Molecular data generated for the new study pointed to the presence of multiple tumor clones and mutational signatures contributing to treatment resistance in the end-stage samples, the researchers reported, with each HGSC patient carrying between two and nine tumor clones found by whole-genome sequencing.

When the team delved into the types of alterations found in these samples, it saw recurrent whole-genome duplications, for example, as well as alterations that restored HR activity in some of the subclones. The combination of immune cell and tumor profiles also revealed clones capable of dodging patients' immune systems.

The results argued against the notion that a single tumor clone drives tumor progression, recurrence, or treatment resistance in individuals with late-stage HGSC, the team noted, while highlighting the importance of attempting to head off the disease before it develops such polyclonal features.

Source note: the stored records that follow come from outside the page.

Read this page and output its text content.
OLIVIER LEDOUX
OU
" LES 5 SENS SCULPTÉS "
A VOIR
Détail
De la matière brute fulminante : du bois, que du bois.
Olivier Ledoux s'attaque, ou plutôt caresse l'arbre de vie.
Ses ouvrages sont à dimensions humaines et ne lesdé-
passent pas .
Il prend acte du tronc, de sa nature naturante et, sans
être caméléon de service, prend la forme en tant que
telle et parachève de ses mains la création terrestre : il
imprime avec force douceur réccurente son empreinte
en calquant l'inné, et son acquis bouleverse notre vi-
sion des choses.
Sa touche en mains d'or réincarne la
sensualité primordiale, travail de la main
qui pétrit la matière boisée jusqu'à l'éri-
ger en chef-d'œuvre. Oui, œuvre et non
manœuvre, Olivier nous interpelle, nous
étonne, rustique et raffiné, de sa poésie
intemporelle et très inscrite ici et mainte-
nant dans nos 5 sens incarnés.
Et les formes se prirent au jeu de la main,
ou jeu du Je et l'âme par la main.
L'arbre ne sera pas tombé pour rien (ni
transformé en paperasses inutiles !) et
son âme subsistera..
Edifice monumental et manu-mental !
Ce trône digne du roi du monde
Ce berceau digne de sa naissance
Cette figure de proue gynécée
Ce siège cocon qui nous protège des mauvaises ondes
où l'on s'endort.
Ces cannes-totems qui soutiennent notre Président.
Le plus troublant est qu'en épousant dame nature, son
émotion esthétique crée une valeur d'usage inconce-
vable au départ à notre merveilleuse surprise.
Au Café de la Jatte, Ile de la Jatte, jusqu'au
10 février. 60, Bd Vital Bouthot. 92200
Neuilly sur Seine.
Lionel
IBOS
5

"This finding represents a serious challenge for researchers and clinicians trying to target specific mechanisms of resistance, which, based on our observations, are likely to be subclonal and occurring amongst multiple mechanisms of resistance," Christie noted, adding that this polyclonal resistance pattern "demonstrates the limitations of a single site biopsy and means that measures such as liquid biopsy to profile the tumor landscape are important to explore."

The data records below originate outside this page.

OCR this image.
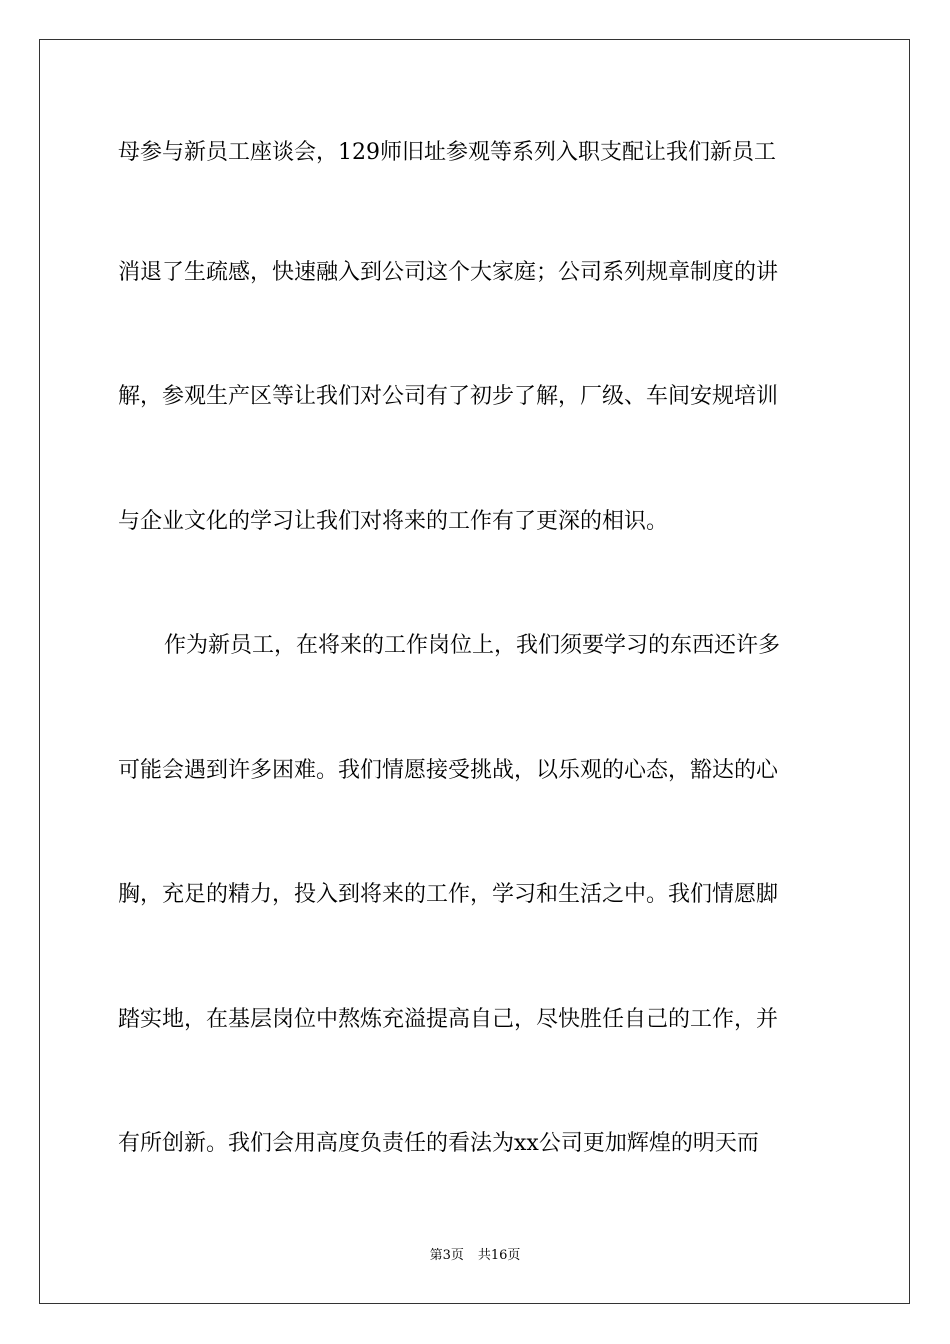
母参与新员工座谈会，129师旧址参观等系列入职支配让我们新员工
消退了生疏感，快速融入到公司这个大家庭；公司系列规章制度的讲
解，参观生产区等让我们对公司有了初步了解，厂级、车间安规培训
与企业文化的学习让我们对将来的工作有了更深的相识。
作为新员工，在将来的工作岗位上，我们须要学习的东西还许多
可能会遇到许多困难。我们情愿接受挑战，以乐观的心态，豁达的心
胸，充足的精力，投入到将来的工作，学习和生活之中。我们情愿脚
踏实地，在基层岗位中熬炼充溢提高自己，尽快胜任自己的工作，并
有所创新。我们会用高度负责任的看法为xx公司更加辉煌的明天而
第3页 共16页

In their preliminary circulating tumor DNA (ctDNA) experiments, including eight patients, the investigators found that targeted ctDNA sequencing picked up HR-related mutation reversions that appeared as early as at the first-line chemotherapy treatment stage in two of the patients.

"The findings of two patients with early, low-frequency reversions detected in ctDNA but with divergent treatment responses highlights the need for detailed longitudinal studies of reversion mutation in patients with HR gene-driven cancer," the authors wrote.